Detecting the Position of the Camshaft (Camshaft Timing Changes)

Detecting The Position Of The Camshaft (camshaft Timing Changes)







In order to detect the position of the camshaft (camshaft timing) in relation to the crankshaft, the engine control module (ECM) uses the signals from the engine speed (RPM) sensor (the position of the crankshaft) and from the camshaft position (CMP) sensor (the position of the camshaft). The control module uses these two signals to determine the position of the camshaft in relation to the position of the crankshaft.

Detecting the camshaft flanks







The camshaft is divided into four flanks per revolution of the camshaft (flanks 1-4). The flanks are detected by the camshaft position (CMP) sensor. The signal affects the shape of the camshaft rotor.

The teeth on the camshaft pulse wheel for camshaft flanks 1 and 4 are shorter than the other teeth. This enables the control module to determine the position of the camshaft. The control module is able to establish which combustion cycle the cylinders are in.

Detecting the reference positions of the camshaft







The crankshaft has four reference positions, one for each camshaft flank.

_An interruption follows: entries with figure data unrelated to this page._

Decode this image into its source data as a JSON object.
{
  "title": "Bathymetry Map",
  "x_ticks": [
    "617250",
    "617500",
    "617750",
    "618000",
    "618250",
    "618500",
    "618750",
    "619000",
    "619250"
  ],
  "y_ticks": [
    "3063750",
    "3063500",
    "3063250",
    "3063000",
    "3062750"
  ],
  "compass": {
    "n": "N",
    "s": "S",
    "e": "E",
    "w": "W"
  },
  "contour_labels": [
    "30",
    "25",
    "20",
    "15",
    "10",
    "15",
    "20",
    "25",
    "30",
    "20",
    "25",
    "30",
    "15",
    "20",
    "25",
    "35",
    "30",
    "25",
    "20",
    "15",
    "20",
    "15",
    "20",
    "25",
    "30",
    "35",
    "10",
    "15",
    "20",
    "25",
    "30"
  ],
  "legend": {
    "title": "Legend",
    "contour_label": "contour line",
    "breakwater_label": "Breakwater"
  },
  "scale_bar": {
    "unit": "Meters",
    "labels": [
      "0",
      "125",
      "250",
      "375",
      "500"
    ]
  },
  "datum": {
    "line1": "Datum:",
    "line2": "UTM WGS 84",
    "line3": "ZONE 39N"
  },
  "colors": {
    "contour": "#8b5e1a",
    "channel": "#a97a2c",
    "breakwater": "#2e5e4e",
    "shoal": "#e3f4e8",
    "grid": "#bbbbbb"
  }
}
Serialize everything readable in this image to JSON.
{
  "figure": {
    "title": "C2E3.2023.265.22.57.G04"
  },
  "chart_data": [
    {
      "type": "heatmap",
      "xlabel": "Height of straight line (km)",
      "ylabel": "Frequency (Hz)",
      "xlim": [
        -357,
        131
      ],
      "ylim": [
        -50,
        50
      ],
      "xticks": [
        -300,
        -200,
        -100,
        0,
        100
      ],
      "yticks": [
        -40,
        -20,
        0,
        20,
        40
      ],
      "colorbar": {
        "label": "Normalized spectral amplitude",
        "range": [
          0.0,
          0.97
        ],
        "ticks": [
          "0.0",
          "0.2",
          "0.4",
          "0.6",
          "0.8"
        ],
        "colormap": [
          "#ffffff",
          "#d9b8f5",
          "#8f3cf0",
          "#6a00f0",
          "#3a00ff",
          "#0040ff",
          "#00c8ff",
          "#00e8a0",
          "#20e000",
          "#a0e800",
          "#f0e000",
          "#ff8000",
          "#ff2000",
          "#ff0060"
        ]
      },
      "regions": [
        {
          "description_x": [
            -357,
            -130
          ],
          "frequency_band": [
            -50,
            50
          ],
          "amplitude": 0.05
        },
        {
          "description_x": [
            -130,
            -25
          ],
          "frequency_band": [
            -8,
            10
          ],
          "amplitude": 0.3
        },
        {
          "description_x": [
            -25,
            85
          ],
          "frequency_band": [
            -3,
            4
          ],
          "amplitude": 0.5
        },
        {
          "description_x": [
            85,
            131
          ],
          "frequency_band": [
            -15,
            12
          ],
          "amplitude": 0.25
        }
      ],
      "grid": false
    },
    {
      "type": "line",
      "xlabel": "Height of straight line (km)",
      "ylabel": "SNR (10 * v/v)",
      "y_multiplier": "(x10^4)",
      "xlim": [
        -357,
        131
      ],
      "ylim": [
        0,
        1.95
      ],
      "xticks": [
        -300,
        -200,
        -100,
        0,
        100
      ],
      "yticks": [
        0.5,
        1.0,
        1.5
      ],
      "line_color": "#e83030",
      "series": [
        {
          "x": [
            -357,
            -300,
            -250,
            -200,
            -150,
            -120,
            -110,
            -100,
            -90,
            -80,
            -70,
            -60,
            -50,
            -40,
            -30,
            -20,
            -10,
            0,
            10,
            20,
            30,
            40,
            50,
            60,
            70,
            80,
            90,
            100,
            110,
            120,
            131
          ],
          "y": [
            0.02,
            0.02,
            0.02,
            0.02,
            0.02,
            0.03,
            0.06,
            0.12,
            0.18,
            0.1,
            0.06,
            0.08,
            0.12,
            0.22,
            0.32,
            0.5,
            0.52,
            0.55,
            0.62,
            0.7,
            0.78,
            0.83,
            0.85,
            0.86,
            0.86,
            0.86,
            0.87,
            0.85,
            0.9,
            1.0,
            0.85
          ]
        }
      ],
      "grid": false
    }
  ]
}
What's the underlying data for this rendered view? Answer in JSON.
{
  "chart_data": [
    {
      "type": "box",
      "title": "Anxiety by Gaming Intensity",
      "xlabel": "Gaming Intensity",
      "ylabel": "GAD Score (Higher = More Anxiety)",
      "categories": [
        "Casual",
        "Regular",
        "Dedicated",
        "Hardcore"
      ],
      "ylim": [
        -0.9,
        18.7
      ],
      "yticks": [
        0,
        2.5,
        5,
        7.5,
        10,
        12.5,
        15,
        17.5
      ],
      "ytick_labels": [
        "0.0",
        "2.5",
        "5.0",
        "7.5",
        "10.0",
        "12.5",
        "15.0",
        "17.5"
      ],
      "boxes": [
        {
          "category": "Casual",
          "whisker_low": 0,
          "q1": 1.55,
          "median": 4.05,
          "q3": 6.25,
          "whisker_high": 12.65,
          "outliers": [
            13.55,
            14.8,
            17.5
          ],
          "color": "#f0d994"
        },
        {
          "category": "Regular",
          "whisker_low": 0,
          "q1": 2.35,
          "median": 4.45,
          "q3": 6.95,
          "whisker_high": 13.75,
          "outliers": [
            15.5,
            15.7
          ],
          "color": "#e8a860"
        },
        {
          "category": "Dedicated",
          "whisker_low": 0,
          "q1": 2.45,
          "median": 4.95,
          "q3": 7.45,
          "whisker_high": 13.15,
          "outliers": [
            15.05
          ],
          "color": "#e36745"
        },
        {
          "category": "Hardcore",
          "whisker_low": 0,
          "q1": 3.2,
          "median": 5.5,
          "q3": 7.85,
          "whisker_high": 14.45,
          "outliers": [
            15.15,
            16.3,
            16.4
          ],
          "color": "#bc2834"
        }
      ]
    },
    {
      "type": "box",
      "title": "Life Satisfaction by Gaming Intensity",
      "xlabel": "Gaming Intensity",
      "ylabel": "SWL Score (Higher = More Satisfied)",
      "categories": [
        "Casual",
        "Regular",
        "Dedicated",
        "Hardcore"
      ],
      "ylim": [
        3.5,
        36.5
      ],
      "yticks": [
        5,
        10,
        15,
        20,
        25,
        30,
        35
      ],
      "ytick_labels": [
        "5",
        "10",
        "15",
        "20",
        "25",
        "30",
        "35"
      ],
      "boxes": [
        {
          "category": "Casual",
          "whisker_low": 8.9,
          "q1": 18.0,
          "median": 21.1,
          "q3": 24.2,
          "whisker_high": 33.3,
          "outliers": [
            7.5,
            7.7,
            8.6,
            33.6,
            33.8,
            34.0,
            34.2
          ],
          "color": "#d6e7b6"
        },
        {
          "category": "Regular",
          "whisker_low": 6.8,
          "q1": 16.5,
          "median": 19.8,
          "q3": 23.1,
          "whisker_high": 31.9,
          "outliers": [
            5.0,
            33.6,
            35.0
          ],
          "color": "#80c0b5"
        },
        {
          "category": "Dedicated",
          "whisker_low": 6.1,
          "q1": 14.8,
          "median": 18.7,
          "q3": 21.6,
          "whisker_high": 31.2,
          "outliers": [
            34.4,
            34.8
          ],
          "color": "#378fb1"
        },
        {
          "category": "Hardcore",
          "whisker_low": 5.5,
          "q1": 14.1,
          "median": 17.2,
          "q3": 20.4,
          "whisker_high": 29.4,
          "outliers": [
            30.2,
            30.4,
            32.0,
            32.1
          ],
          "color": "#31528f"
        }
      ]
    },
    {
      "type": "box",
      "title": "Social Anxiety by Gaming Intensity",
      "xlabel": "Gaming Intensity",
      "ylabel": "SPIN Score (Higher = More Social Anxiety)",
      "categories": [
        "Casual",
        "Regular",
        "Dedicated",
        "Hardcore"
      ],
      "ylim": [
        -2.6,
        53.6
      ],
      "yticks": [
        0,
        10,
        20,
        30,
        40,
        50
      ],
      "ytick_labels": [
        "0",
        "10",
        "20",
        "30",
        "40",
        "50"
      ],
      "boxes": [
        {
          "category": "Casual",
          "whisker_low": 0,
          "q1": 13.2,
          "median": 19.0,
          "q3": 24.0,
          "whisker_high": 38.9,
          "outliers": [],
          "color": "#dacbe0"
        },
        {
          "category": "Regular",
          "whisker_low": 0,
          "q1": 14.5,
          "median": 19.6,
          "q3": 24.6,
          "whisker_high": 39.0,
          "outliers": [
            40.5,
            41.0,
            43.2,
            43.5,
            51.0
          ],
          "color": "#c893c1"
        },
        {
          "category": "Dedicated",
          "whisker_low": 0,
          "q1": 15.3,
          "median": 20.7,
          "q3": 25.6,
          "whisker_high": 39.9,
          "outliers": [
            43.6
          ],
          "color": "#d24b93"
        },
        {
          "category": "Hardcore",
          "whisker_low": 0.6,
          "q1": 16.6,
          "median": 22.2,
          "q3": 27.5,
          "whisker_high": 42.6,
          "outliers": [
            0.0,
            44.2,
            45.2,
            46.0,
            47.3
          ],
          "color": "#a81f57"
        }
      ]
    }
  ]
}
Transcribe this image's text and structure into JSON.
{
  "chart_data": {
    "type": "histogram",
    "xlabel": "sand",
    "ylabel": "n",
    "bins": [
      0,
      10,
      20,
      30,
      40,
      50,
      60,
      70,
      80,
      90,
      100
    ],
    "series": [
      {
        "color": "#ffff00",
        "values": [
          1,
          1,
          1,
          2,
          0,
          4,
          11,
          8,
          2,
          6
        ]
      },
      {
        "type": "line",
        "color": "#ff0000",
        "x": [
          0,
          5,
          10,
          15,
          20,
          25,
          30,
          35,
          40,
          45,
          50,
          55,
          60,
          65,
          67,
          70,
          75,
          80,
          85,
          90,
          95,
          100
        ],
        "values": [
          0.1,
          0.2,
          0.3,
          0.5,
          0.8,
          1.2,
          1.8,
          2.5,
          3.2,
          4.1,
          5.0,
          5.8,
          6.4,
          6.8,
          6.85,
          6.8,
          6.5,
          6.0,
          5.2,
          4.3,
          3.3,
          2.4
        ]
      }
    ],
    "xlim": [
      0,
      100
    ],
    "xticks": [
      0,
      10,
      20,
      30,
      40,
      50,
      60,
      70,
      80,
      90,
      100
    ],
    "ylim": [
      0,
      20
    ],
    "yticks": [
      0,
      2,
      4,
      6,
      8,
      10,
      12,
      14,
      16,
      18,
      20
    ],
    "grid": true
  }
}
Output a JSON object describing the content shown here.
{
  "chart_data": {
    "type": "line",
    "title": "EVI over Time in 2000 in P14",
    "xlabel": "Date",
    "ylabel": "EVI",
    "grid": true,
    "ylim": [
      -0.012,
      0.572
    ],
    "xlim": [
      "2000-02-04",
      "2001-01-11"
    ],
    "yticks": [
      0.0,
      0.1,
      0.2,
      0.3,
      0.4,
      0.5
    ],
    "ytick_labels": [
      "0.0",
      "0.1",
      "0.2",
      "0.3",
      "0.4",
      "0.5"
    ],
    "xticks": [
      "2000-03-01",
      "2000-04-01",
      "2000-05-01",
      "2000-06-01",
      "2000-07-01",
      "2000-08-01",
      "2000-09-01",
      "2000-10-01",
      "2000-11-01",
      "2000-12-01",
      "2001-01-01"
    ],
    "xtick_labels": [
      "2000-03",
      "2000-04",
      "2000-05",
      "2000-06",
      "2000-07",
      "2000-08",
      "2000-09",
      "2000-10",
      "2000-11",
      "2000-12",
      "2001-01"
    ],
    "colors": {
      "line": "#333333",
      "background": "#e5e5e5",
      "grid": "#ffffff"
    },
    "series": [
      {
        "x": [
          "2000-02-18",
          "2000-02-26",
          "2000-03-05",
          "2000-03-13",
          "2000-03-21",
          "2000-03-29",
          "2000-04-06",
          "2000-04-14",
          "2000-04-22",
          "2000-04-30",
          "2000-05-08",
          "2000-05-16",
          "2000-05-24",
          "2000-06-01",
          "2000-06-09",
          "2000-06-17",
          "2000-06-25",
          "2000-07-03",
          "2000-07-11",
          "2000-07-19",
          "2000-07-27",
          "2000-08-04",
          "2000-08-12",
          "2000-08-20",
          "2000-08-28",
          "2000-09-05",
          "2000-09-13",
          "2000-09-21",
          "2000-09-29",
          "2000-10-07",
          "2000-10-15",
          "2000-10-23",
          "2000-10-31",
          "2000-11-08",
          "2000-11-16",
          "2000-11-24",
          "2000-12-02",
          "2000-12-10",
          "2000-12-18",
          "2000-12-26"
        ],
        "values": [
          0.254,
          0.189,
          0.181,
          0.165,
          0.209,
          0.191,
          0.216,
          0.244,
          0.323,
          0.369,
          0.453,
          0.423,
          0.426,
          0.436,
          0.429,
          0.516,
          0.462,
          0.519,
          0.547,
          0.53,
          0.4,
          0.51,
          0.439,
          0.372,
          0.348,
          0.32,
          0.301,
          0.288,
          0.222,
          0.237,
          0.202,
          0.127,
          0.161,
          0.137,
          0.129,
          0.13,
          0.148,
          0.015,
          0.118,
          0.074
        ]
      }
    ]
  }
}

The reference positions are predetermined points on the flywheel. The reference positions are detected using the signal from the engine speed (RPM) sensor.

The camshaft turns at half the speed of the crankshaft. This means that two reference positions are detected for each turn of the crankshaft. Therefore two engine revolutions are required to detect all flanks on the camshaft. The positions on the flywheel are designated degree CA (Crank angle). 0 degree CA = Top dead center cylinder 1. Flanks 3 and 4 are detected during the second revolution of the engine.

Detecting the position of the camshaft in relation to the position of the crankshaft







Each camshaft flank aligns with pre-defined positions on the crankshaft when the camshaft is in its 0 position. These positions on the crankshaft are called reference positions for the flanks. The illustration shows how the signals relate to each other when the camshaft is in its 0 position (the camshaft is not deployed).
A: Engine speed (RPM) sensor signal.
B: Camshaft position (CMP) sensor signal. From high to low signal when the teeth on the camshaft pulley leave the camshaft position (CMP) sensor.
C: Low engine speed (RPM) sensor signal because of the holes in the flywheel/carrier plate.
D: Top dead center (TDC) cylinder 1, 0 degree CA (84 degree CA after hole "C" in the flywheel/carrier plate).

1: Detection of flank 1, reference position 47 degree CA "D1".
2: Detection of flank 2, reference position 227 degree CA "D2".
3: Detection of flank 3, reference position 407 degree CA "D3".
4: Detection of flank 4, reference position 587 degree CA "D4".

If the flanks do not correspond to the reference positions on the crankshaft when the camshaft is in the 0 position (not deployed), the engine control module (ECM) will store the difference. There may be a difference from the camshaft 0 position if the timing belt is incorrectly seated or the camshaft are not correctly set for example. A mechanically damaged camshaft reset valve may prevent the camshaft moving to the 0 position when the engine control module (ECM) stores the adaptation value for the deviation of the camshaft. This may result in high deviation and a diagnostic trouble code (DTC) being stored.

The deviation can be read off from Vehicle Information and Diagnostics Application (VIDA).

Regulating the camshaft position
The engine control module (ECM) controls the camshaft reset valve steplessly. The valve controls the flow of engine oil to the continuous variable valve timing (CVVT) unit which is affected by the oil pressure that builds up. This allows the CVVT unit to change the position of the camshaft.

When deploying the camshaft by for example 10 degree CA (the engine control module (ECM) deploys the camshaft), the detection of the camshaft flanks will be offset by 10 degree CA from the reference positions for the crankshaft.







The illustration shows how the signals relate to each other when the camshaft is controlled (deployed camshaft), D1 - D4 is reduced. The engine control module (ECM) is then able to calculate the degree CA (crankshaft degrees from top dead center (TDC)) that the intake valve opens and the exhaust valve closes for each cylinder. This is because the opening and closing angles are fixed and predefined in relation to the flanks on the camshaft rotor.

The closing angle of the intake valve and the opening angle of the exhaust valve can be read off in Vehicle Information and Diagnostics Application (VIDA).

The following applies when the camshafts are in their 0 position (no deployment):
- the opening angle of the intake valve 27 degree CA
- the closing angle of the exhaust valve is 26.5 degree CA.

The following applies when the camshaft is fully deployed:
- the opening angle of the intake valve is -(minus) 23 degree CA
- the closing angle of the intake valve is -(minus) 3.5 degree CA.

The total of the closing angle of the intake valve -(minus) the opening of the exhaust valve = the valve overlap.